Article du 12/09/2008
Après les vives critiques du secrétaire général de l'Élysée Claude Guéant, et du président de l'Assemblée nationale Bernard Accoyer, Michèle Alliot-Marie a tenté de rassurer. La ministre de l'Intérieur, qui a toujours soutenu mordicus son projet, se trouve dans une position fort délicate depuis que Nicolas Sarkozy a fait mine de découvrir le dossier et s'en est emparé mardi.
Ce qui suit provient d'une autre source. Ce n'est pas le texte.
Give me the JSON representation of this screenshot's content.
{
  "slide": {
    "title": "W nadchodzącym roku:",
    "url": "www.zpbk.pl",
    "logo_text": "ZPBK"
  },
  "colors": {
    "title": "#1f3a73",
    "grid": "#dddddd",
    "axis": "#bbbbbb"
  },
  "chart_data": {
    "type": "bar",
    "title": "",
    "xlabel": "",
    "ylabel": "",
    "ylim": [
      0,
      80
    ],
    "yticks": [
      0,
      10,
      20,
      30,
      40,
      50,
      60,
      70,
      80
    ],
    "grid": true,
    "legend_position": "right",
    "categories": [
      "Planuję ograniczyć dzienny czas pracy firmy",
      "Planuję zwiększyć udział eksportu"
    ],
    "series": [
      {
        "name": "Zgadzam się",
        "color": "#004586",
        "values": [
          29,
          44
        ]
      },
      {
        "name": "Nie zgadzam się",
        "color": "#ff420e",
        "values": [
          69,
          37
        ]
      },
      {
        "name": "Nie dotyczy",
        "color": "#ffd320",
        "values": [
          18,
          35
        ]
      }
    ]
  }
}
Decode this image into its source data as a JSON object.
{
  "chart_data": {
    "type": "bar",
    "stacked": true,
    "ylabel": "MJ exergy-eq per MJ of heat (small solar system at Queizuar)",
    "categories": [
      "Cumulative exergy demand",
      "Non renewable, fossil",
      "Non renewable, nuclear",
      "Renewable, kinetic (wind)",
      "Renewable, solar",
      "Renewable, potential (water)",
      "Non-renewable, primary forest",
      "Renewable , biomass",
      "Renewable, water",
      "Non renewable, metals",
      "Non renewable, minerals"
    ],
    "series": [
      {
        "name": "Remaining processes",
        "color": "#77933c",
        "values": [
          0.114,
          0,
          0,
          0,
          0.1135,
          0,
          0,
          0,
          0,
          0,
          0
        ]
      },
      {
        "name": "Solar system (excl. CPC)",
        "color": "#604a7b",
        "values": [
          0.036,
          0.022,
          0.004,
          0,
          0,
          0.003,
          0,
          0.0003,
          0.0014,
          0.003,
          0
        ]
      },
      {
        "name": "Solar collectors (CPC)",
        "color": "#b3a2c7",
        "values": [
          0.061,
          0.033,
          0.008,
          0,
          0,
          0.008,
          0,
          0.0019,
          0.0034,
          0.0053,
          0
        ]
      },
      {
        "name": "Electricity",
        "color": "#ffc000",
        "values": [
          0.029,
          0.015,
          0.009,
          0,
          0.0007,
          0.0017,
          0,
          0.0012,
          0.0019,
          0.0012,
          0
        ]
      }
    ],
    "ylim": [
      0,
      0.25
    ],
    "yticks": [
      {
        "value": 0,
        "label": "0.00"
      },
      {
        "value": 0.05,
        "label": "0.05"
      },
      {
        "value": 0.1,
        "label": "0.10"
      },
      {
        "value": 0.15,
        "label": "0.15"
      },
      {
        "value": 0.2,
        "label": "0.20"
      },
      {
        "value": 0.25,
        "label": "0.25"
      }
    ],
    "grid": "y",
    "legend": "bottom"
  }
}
Mais les déclarations de la ministre de l'Intérieur à la sortie du conseil des ministres, mercredi 10 septembre, font, au contraire, monter les inquiétudes d'un cran. En effet, selon MAM, «Jamais il n'a été question de ficher les préférences sexuelles ou l'état de santé des personnes. C'est de la désinformation.» Et de regretter: «J'ai sous-estimé le fantasme qui pouvait tourner autour de ce fichier des renseignements généraux.»
Or, comme Têtu l'avait souligné dès le début de l'affaire, le décret du 27 juin créant le fichier Edvige prévoit bien que les données relatives à la santé ou la vie sexuelle des personnes pourront être enregistrées. Le porte parole de l'UMP Frédéric Lefebvre aurait d'ailleurs précisé dans un communiqué qu'il fallait «clarifier deux points, sur la santé et l'orientation sexuelle qui n'ont rien à faire dans un tel fichier».
Michèle Alliot-Marie a généré une autre polémique: elle doit consulter, conformément aux ordres de Nicolas Sarkozy, «des personnes qualifiées» sur ce dossier... mais n'a toujours pas proposé de rendez-vous aux membres du collectif Non à Edvige, qui s'inquiète que la ministre ait «décidé d'exclure a priori les représentants des 800 organisations et des 140.000 signataires individuels» de sa pétition.